Бабушка махнула рукой, устраиваясь поудобнее на лавочке:

– Сиди уже, мне и тут хорошо. Но молодец, что спросил, сейчас это редкость.

Я согласно вздохнул. Воодушевившись моим согласием, бабулька продолжила:

– Вот в наше время, я помню, мы всегда уступали места в автобусах, в трамваях и во дворе, бывало, с девчонками играешь на лавочке, а как бабушки выйдут на солнышке посидеть, так мы сразу вставали и шли играть в другое место. А что сейчас? Не уступают, хамят, ужас! Что за воспитание?

Я вздохнул, стараясь сделать это погромче, но промолчал, давая ей выговорить то, что у нее накопилось за ночь, надеясь, что в том ее списке окажется и упоминание о Кате.

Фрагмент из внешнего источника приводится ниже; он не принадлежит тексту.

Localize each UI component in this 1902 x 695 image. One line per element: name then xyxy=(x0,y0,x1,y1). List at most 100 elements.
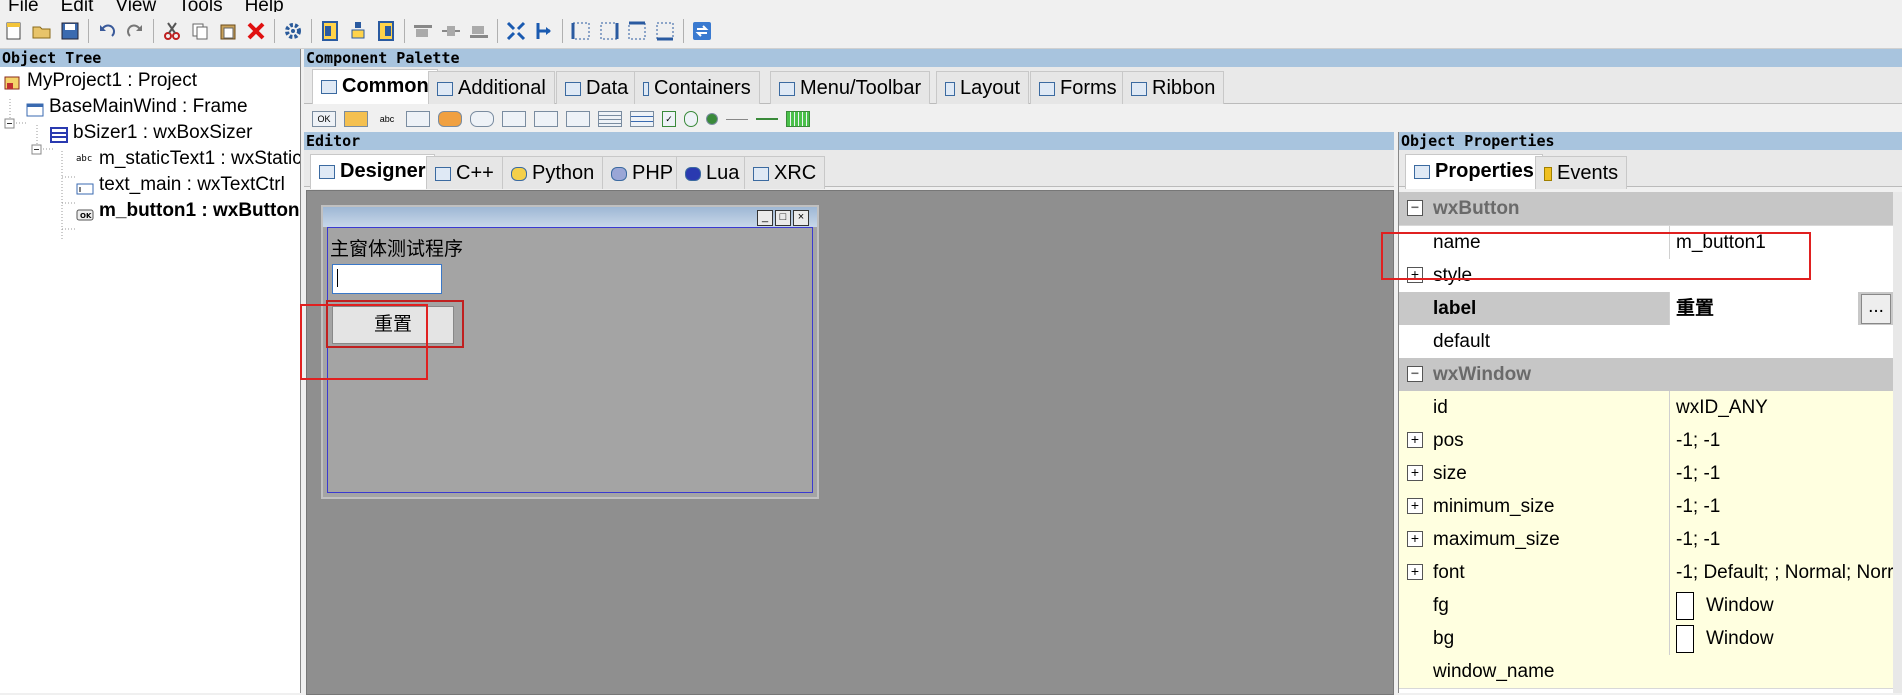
align-right-icon[interactable] xyxy=(375,20,397,42)
property-row-size[interactable]: + size -1; -1 xyxy=(1399,457,1893,491)
property-scrollbar[interactable] xyxy=(1893,192,1902,693)
menu-view[interactable]: View xyxy=(115,0,156,12)
property-row-id[interactable]: id wxID_ANY xyxy=(1399,391,1893,425)
ribbon-tab-icon xyxy=(1131,81,1147,96)
refresh-icon[interactable] xyxy=(691,20,713,42)
tree-item-static-text[interactable]: abc m_staticText1 : wxStatic xyxy=(76,147,300,171)
widget-grid-icon[interactable] xyxy=(598,111,622,127)
border-bottom-icon[interactable] xyxy=(654,20,676,42)
settings-icon[interactable] xyxy=(282,20,304,42)
undo-icon[interactable] xyxy=(96,20,118,42)
property-row-maximum-size[interactable]: + maximum_size -1; -1 xyxy=(1399,523,1893,557)
collapse-icon[interactable]: − xyxy=(1407,366,1423,382)
tab-containers[interactable]: Containers xyxy=(634,71,760,104)
widget-staticline-icon[interactable] xyxy=(726,118,748,120)
containers-tab-icon xyxy=(643,81,649,96)
tab-lua[interactable]: Lua xyxy=(676,156,749,189)
align-middle-icon[interactable] xyxy=(440,20,462,42)
property-row-font[interactable]: + font -1; Default; ; Normal; Norr xyxy=(1399,556,1894,590)
new-file-icon[interactable] xyxy=(3,20,25,42)
tab-common[interactable]: Common xyxy=(312,69,438,104)
ellipsis-button[interactable]: ... xyxy=(1861,294,1891,324)
tab-additional[interactable]: Additional xyxy=(428,71,555,104)
tree-item-sizer[interactable]: bSizer1 : wxBoxSizer xyxy=(50,121,253,145)
property-row-minimum-size[interactable]: + minimum_size -1; -1 xyxy=(1399,490,1893,524)
menu-tools[interactable]: Tools xyxy=(178,0,222,12)
widget-combobox-icon[interactable] xyxy=(470,111,494,127)
property-row-label[interactable]: label 重置... xyxy=(1399,292,1893,326)
border-top-icon[interactable] xyxy=(626,20,648,42)
property-row-bg[interactable]: bg Window xyxy=(1399,622,1893,656)
widget-checkbox-icon[interactable]: ✓ xyxy=(662,111,676,127)
widget-choice-icon[interactable] xyxy=(502,111,526,127)
border-right-icon[interactable] xyxy=(598,20,620,42)
paste-icon[interactable] xyxy=(217,20,239,42)
tree-item-frame[interactable]: BaseMainWind : Frame xyxy=(26,95,248,119)
color-swatch[interactable] xyxy=(1676,591,1694,620)
redo-icon[interactable] xyxy=(124,20,146,42)
widget-button-icon[interactable]: OK xyxy=(312,111,336,127)
align-bottom-icon[interactable] xyxy=(468,20,490,42)
tab-designer[interactable]: Designer xyxy=(310,154,435,189)
tab-cpp[interactable]: C++ xyxy=(426,156,503,189)
widget-listctrl-icon[interactable] xyxy=(630,111,654,127)
expand-icon[interactable] xyxy=(505,20,527,42)
textctrl-icon xyxy=(76,178,94,195)
category-wxwindow[interactable]: − wxWindow xyxy=(1399,358,1893,392)
save-icon[interactable] xyxy=(59,20,81,42)
menu-file[interactable]: File xyxy=(8,0,39,12)
tab-php[interactable]: PHP xyxy=(602,156,683,189)
expand-icon[interactable]: + xyxy=(1407,564,1423,580)
tab-layout[interactable]: Layout xyxy=(936,71,1030,104)
property-row-window-name[interactable]: window_name xyxy=(1399,655,1893,689)
widget-gauge-icon[interactable] xyxy=(786,111,810,127)
property-row-fg[interactable]: fg Window xyxy=(1399,589,1893,623)
expand-icon[interactable]: + xyxy=(1407,531,1423,547)
property-row-pos[interactable]: + pos -1; -1 xyxy=(1399,424,1893,458)
open-icon[interactable] xyxy=(31,20,53,42)
tab-python[interactable]: Python xyxy=(502,156,604,189)
widget-static-bitmap-icon[interactable] xyxy=(438,111,462,127)
expand-icon[interactable]: + xyxy=(1407,432,1423,448)
menu-help[interactable]: Help xyxy=(245,0,284,12)
delete-icon[interactable] xyxy=(245,20,267,42)
widget-textctrl-icon[interactable] xyxy=(406,111,430,127)
border-left-icon[interactable] xyxy=(570,20,592,42)
tab-menu-toolbar[interactable]: Menu/Toolbar xyxy=(770,71,931,104)
widget-radiobutton-icon[interactable] xyxy=(684,111,698,127)
tab-ribbon[interactable]: Ribbon xyxy=(1122,71,1225,104)
property-row-default[interactable]: default xyxy=(1399,325,1893,359)
static-text-widget[interactable]: 主窗体测试程序 xyxy=(330,234,463,261)
expand-icon[interactable]: + xyxy=(1407,498,1423,514)
properties-title: Object Properties xyxy=(1399,132,1902,150)
tree-item-button[interactable]: OK m_button1 : wxButton xyxy=(76,199,300,223)
widget-static-text-icon[interactable]: abc xyxy=(376,112,398,126)
tab-xrc[interactable]: XRC xyxy=(744,156,826,189)
tab-forms[interactable]: Forms xyxy=(1030,71,1126,104)
stretch-icon[interactable] xyxy=(533,20,555,42)
menu-bar: File Edit View Tools Help xyxy=(0,0,1902,12)
category-wxbutton[interactable]: − wxButton xyxy=(1399,192,1893,226)
align-left-icon[interactable] xyxy=(319,20,341,42)
tab-properties[interactable]: Properties xyxy=(1405,154,1543,189)
tab-data[interactable]: Data xyxy=(556,71,638,104)
collapse-icon[interactable]: − xyxy=(1407,200,1423,216)
widget-bitmap-button-icon[interactable] xyxy=(344,111,368,127)
designer-canvas[interactable]: _ □ × 主窗体测试程序 重置 xyxy=(306,190,1394,695)
common-tab-icon xyxy=(321,79,337,94)
widget-listbox-icon[interactable] xyxy=(534,111,558,127)
cut-icon[interactable] xyxy=(161,20,183,42)
align-top-icon[interactable] xyxy=(412,20,434,42)
tab-events[interactable]: Events xyxy=(1535,156,1628,189)
widget-radio-icon[interactable] xyxy=(706,113,718,125)
tree-item-project[interactable]: MyProject1 : Project xyxy=(4,69,197,93)
widget-slider-icon[interactable] xyxy=(756,118,778,120)
widget-radiobox-icon[interactable] xyxy=(566,111,590,127)
text-main-input[interactable] xyxy=(332,264,442,294)
expand-icon[interactable]: + xyxy=(1407,465,1423,481)
align-center-icon[interactable] xyxy=(347,20,369,42)
tree-item-text-ctrl[interactable]: text_main : wxTextCtrl xyxy=(76,173,285,197)
menu-edit[interactable]: Edit xyxy=(61,0,94,12)
copy-icon[interactable] xyxy=(189,20,211,42)
color-swatch[interactable] xyxy=(1676,624,1694,653)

– Вот давеча вышла утром в магазин, смотрю, а здесь какие-то мужики сидят. Здоровые такие, в пиджаках. Нет чтобы на работу пойти – газеты они, вишь ты, читают. Ну пошла я в магазин, в очереди за молоком постояла, возвращаюсь, а они все сидят! И в газеты свои уткнулись, будто там что хорошее написано. Тьфу, пакость одна! Мой правнучек иной раз как прочтет газету, так мне сразу кажется, все, зажилась ты, старая. Как же можно, чтобы в газетах про одних воров да убийц писали? Что, не осталось больше о чем писать?

Я кивнул головой, стараясь не спугнуть бабушку. Ее слова про мужчин в пиджаках, да еще и читающих на лавочке газеты, показались очень интересными, и я решил слегка подтолкнуть ее.

– Не воры ли, случаем? А то у нас на работе тоже был случай…

– Вот и я говорю, – бабушка оживилась, признав во мне слушателя, – ну домой сходила, пока то да се, опять выхожу, а они все сидят! Я сюда, хочу присесть, ноги-то уже, чай, не молодые, а мне не уступают. Иди, говорят, старая, отсюда! Нет, вы слышали?!